Geographic Information Systems
Basic and Advanced Functions of GIS
Originally, scholars used GIS for organizing data and creating maps for presentations. While still common, GIS software can now perform more analytical functions. The next two sections describe some of the descriptive (basic) and analytical (advanced) functions of GIS.
A. Descriptive GIS
Managing Data:
Managing the data for large projects is often difficult, and geographical information is especially cumbersome. GIS uses a framework for storing and accessing many forms of data, from tabular databases to images and maps. The software connects to these files and represents them in a traditional directory structure. Once the files have been imported to the project, they may be linked to spatial data and to each other. For instance, a researcher can create a historically accurate map of a county, link a census database to another database from a business directory, and then display various attributes of those people and businesses on the county map.
Creating and Overlaying Maps:
The end product of a GIS project is one or a series of maps – which are simply visual representations of data arranged in a spatial manner. These maps may display points of reference, analysis of phenomena, or elements of both. GIS facilitates basic cartographic tasks, such as creating legends, north arrows, and distance scales. It also performs the difficult job of accurately projecting a map to the shape of the Earth’s surface. A GIS also combines any number of layers and allows their transparency and sequence to be adjusted. Researchers can therefore combine and compare maps from different periods and maps that highlight different geographic features.

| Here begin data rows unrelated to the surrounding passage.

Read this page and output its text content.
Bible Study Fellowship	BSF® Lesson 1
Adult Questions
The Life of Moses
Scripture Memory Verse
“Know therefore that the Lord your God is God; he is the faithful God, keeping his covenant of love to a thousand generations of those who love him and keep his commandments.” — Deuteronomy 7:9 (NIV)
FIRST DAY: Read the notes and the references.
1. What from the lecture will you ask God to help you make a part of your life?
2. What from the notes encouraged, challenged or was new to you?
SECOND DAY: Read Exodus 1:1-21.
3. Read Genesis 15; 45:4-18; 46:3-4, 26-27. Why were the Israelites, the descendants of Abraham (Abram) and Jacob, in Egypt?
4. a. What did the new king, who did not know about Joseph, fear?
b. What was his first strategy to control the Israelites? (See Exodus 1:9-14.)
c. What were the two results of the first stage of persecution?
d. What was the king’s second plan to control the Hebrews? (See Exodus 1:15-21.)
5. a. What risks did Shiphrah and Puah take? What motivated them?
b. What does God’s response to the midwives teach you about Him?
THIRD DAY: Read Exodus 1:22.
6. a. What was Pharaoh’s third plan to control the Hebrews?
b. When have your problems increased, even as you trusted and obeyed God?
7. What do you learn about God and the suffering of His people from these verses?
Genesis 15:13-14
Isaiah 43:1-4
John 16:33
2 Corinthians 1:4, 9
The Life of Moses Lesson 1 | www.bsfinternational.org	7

As well, they can overlay representations of their own historical analysis on historical or modern maps.
B. Analytical GIS
Below are some of the principal ways scholars have used GIS to analyze spatial relationships in historical data.
Joining Data:
Creating thematic maps, or maps that display quantitative attributes, often requires joining data. Linking data to a map requires that the database(s) have a geographic attribute in common with the map, be it a coordinate, a town name, a lot number, or a street or concession address (see the Case Study). Censuses and business directories are well suited to this linkage because they are ordered according to geographic location. Linking two databases in a GIS requires that they have a common field. Once this field has been standardized the software can form a join based on the variable, and the data now found in one table may be linked to another, and, ultimately, a spatial representation of the information. For instance, a business account book that recorded sales of goods to customers in different towns may be compared to the demographic features of those towns and the distances between each town and the business. Or if the business recorded transactions with rural residents, and the accounts can be linked to census data by the client’s name or lot number, GIS offers a variety of analytical tools for understanding these rural relationships.

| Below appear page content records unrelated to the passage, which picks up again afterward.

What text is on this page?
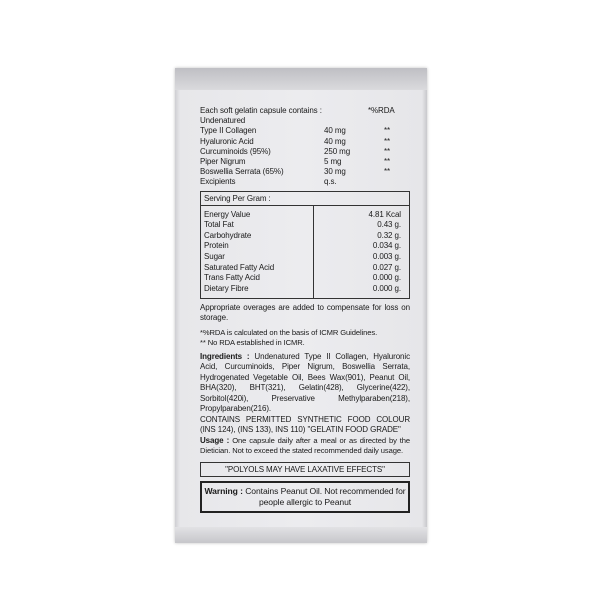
Each soft gelatin capsule contains :	*%RDA
Undenatured
Type II Collagen	40 mg	**
Hyaluronic Acid	40 mg	**
Curcuminoids (95%)	250 mg	**
Piper Nigrum	5 mg	**
Boswellia Serrata (65%)	30 mg	**
Excipients	q.s.
Serving Per Gram :
Energy Value	4.81 Kcal
Total Fat	0.43 g.
Carbohydrate	0.32 g.
Protein	0.034 g.
Sugar	0.003 g.
Saturated Fatty Acid	0.027 g.
Trans Fatty Acid	0.000 g.
Dietary Fibre	0.000 g.
Appropriate overages are added to compensate for loss on storage.
*%RDA is calculated on the basis of ICMR Guidelines.
** No RDA established in ICMR.
Ingredients : Undenatured Type II Collagen, Hyaluronic Acid, Curcuminoids, Piper Nigrum, Boswellia Serrata, Hydrogenated Vegetable Oil, Bees Wax(901), Peanut Oil, BHA(320), BHT(321), Gelatin(428), Glycerine(422), Sorbitol(420i), Preservative Methylparaben(218), Propylparaben(216).
CONTAINS PERMITTED SYNTHETIC FOOD COLOUR (INS 124), (INS 133), INS 110) "GELATIN FOOD GRADE"
Usage : One capsule daily after a meal or as directed by the Dietician. Not to exceed the stated recommended daily usage.
"POLYOLS MAY HAVE LAXATIVE EFFECTS"
Warning : Contains Peanut Oil. Not recommended for people allergic to Peanut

GIS allows integrating and relating data from a variety of sources. In the discipline of history, there are a wealth of paper maps and statistical information buried in cabinets, atlases, and census records that can be digitized, analyzed, and displayed in a GIS.
Georeferencing:
One problem with using today’s spatial information for historical study is that landscapes change over time and human geography changes even more quickly. Place names, populations, and land use change frequently, but topographical characteristics such as forest growth and soil quality also evolve. Georeferencing is a tool in GIS that allows researchers to overlay maps made from modern spatial data with more historically accurate maps, surveys, and air photographs (photographed for many places in the early twentieth century).
One form of georeferencing is known as “rubber sheeting,” where researchers identify several equivalent points, such as boundaries or intersections, on the modern and historical maps. The GIS software then reorients and projects the historical documents so they fit modern coordinates. Then, researchers may reliably compare data at any given point, or even display the results of their analysis overlaid on historical maps and images.
Spatial analysis:
Studying historical data is often facilitated by projecting those data over space. But, sometimes the geographical information about a place or its environment is one of the only ways to make sense of certain data. For example, the production of certain commodities is often based heavily on the producer’s proximity to natural resources or modes of transportation. With GIS, researchers can more easily measure the distance between points and analyze the ratios of production to distance.
The software takes many other environmental factors into consideration. For instance, elevation data can recreate the “viewshed” of a particular area, or the points visible to an observer at any given location. This has helped archaeologists understand the placement of human objects and landscaping and predict the location of other archaeological sites. Others use spatial analysis to find correlation between settlement or other human activity and geographic features such as altitude or drainage.
Geostatistical analysis, or Interpolation:
GIS can use geographical attributes to help “fill in the blanks” when information is available for some places but must be interpolated for others. This tool uses correlation and regression analysis and considers environmental variables when predicting the most likely characteristics of any unknown point in a spatial grid. Geostatistical analysis facilitates the modeling of regional economic development based on environmental factors and the distance between points. It has helped historians understand the effect of drainage on disease, and spatial interpolation has also been used to study migration where changing census boundaries have frustrated other quantitative historians. Researchers who use census samples may also experiment with interpolating the new data they retrieve from cross-tabulations of manuscript census databases.